Zertifizierungen wie ISO 27001 oder TISAX® gelten als Goldstandard in der Informationssicherheit. Sie bieten Unternehmen ein Rahmenwerk für das Management ihres Informationssicherheitsmanagementsystems (ISMS) und versichern Stakeholdern ihr Engagement für Sicherheit. So weit, so gut. Die Frage ist jedoch: Macht Compliance ein Unternehmen auch sicher?
Wahre Sicherheit erfordert einen umfassenderen und dynamischeren Ansatz, der über die Grenzen von Zertifizierungsstandards hinausgeht. Zertifizierungen sind zwar ein guter Anfang, sollten aber nicht als das ultimative Ziel betrachtet werden. Um Informationswerte wirklich zu schützen und langfristigen Erfolg zu sichern, müssen Unternehmen über Zertifizierungen hinausgehen. Hier ist der Grund.
Eine Zertifizierung ist eine Momentaufnahme
Zertifizierungen sind eine Momentaufnahme der Sicherheitslage Ihres Unternehmens zu einem bestimmten Zeitpunkt. Niemand weiß, wo Sie in einem Jahr oder auch nur in zwei Monaten stehen werden. Sie könnten ein neues Produkt auf den Markt bringen, einen neuen Markt erschließen oder eine neue Technologie implementieren, die Sie neuen Bedrohungen aussetzt.

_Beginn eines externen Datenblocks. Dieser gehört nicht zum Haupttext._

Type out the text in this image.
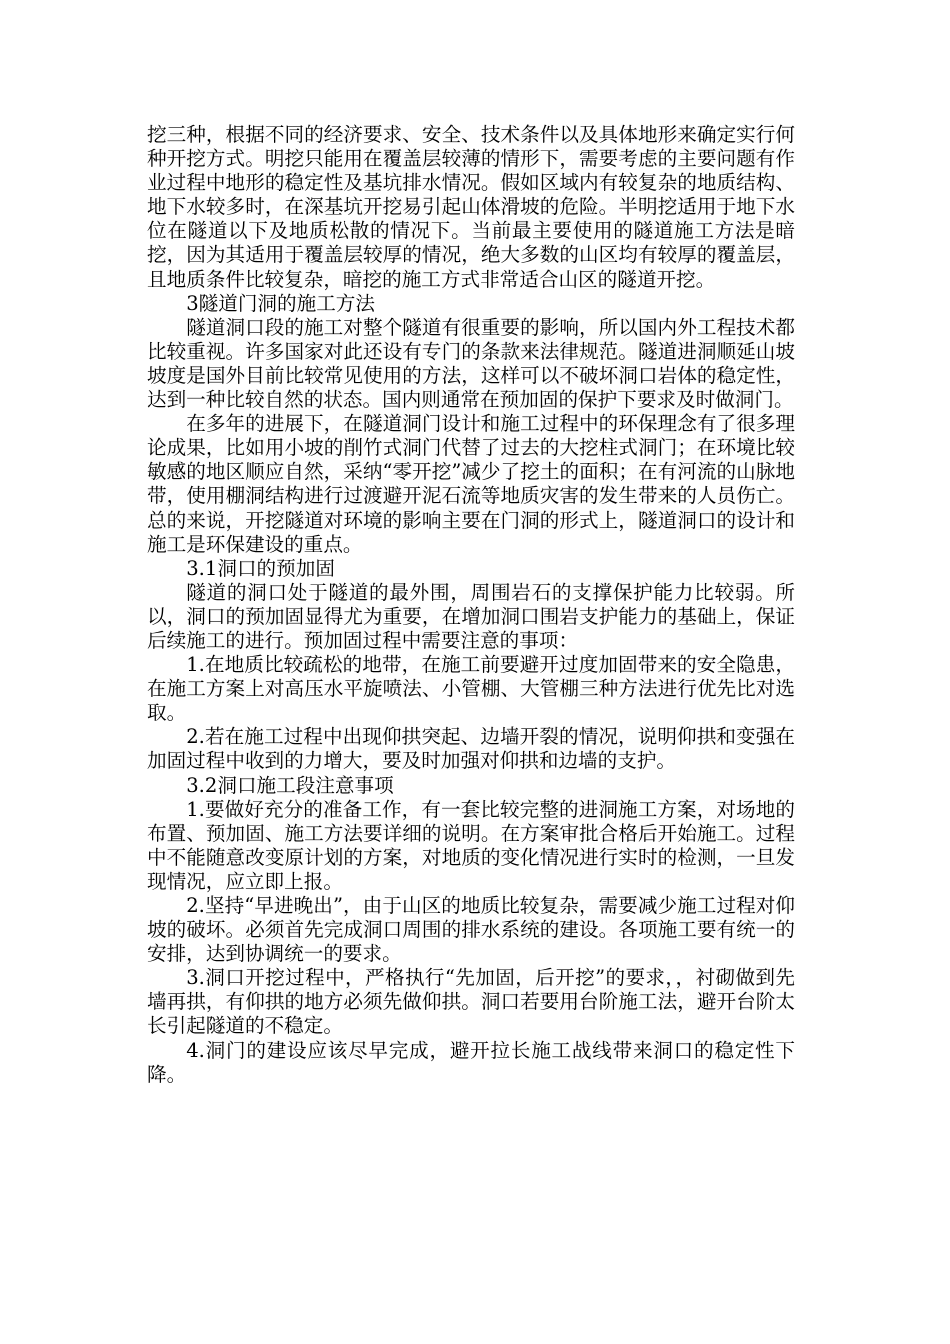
挖三种，根据不同的经济要求、安全、技术条件以及具体地形来确定实行何种开挖方式。明挖只能用在覆盖层较薄的情形下，需要考虑的主要问题有作业过程中地形的稳定性及基坑排水情况。假如区域内有较复杂的地质结构、地下水较多时，在深基坑开挖易引起山体滑坡的危险。半明挖适用于地下水位在隧道以下及地质松散的情况下。当前最主要使用的隧道施工方法是暗挖，因为其适用于覆盖层较厚的情况，绝大多数的山区均有较厚的覆盖层，且地质条件比较复杂，暗挖的施工方式非常适合山区的隧道开挖。

3隧道门洞的施工方法

隧道洞口段的施工对整个隧道有很重要的影响，所以国内外工程技术都比较重视。许多国家对此还设有专门的条款来法律规范。隧道进洞顺延山坡坡度是国外目前比较常见使用的方法，这样可以不破坏洞口岩体的稳定性，达到一种比较自然的状态。国内则通常在预加固的保护下要求及时做洞门。

在多年的进展下，在隧道洞门设计和施工过程中的环保理念有了很多理论成果，比如用小坡的削竹式洞门代替了过去的大挖柱式洞门；在环境比较敏感的地区顺应自然，采纳“零开挖”减少了挖土的面积；在有河流的山脉地带，使用棚洞结构进行过渡避开泥石流等地质灾害的发生带来的人员伤亡。总的来说，开挖隧道对环境的影响主要在门洞的形式上，隧道洞口的设计和施工是环保建设的重点。

3.1洞口的预加固

隧道的洞口处于隧道的最外围，周围岩石的支撑保护能力比较弱。所以，洞口的预加固显得尤为重要，在增加洞口围岩支护能力的基础上，保证后续施工的进行。预加固过程中需要注意的事项：

1.在地质比较疏松的地带，在施工前要避开过度加固带来的安全隐患，在施工方案上对高压水平旋喷法、小管棚、大管棚三种方法进行优先比对选取。

2.若在施工过程中出现仰拱突起、边墙开裂的情况，说明仰拱和变强在加固过程中收到的力增大，要及时加强对仰拱和边墙的支护。

3.2洞口施工段注意事项

1.要做好充分的准备工作，有一套比较完整的进洞施工方案，对场地的布置、预加固、施工方法要详细的说明。在方案审批合格后开始施工。过程中不能随意改变原计划的方案，对地质的变化情况进行实时的检测，一旦发现情况，应立即上报。

2.坚持“早进晚出”，由于山区的地质比较复杂，需要减少施工过程对仰坡的破坏。必须首先完成洞口周围的排水系统的建设。各项施工要有统一的安排，达到协调统一的要求。

3.洞口开挖过程中，严格执行“先加固，后开挖”的要求，，衬砌做到先墙再拱，有仰拱的地方必须先做仰拱。洞口若要用台阶施工法，避开台阶太长引起隧道的不稳定。

4.洞门的建设应该尽早完成，避开拉长施工战线带来洞口的稳定性下降。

Die Zertifizierung ist daher ein wichtiger Schritt, aber erst der Anfang. Cybersicherheit ist dynamisch, und eine Zertifizierung kann nicht garantieren, dass die Standards ohne ständige Bemühungen und Wachsamkeit aufrechterhalten werden.
Minimale Compliance oder das Problem der Nachlässigkeit
Bei der Zertifizierung geht es oft darum, die Mindestanforderungen der Norm zu erfüllen. Dieser Ansatz kann zu Nachlässigkeit führen, wenn Organisationen gerade genug tun, um zertifiziert zu werden, aber keine kontinuierliche Verbesserung anstreben. Das ist gefährlich, da es ein trügerisches Sicherheitsgefühl erzeugen kann.
Zertifizierungen können zwar dazu beitragen, neue Aufträge zu gewinnen, aber die eigentliche Stärkung Ihres ISMS erreichen Sie durch die Aufrechterhaltung und Verbesserung Ihrer Informationssicherheitsmaßnahmen.
Fehlende Reifegradbewertung
Zertifizierungen wie ISO 27001 enthalten in der Regel keine Reifegrademodelle in ihren Rahmenwerken. Das macht es schwierig, den Reifegrad des ISMS Ihres Unternehmens sowohl intern als auch extern effektiv zu bewerten und zu kommunizieren.
Um den Reifegrad der Informationssicherheit zu verbessern, setzen Sie messbare Ziele, z. B. die jährliche Erhöhung des Anteils der Mitarbeiter, die in bestimmten Sicherheitsthemen geschult sind. Beginnen Sie beispielsweise im ersten Jahr mit 60 % Schulungen und streben Sie im folgenden Jahr 70-80 % an. Aktualisieren Sie die Schulungen dann regelmäßig, um die neuesten Bedrohungen abzudecken.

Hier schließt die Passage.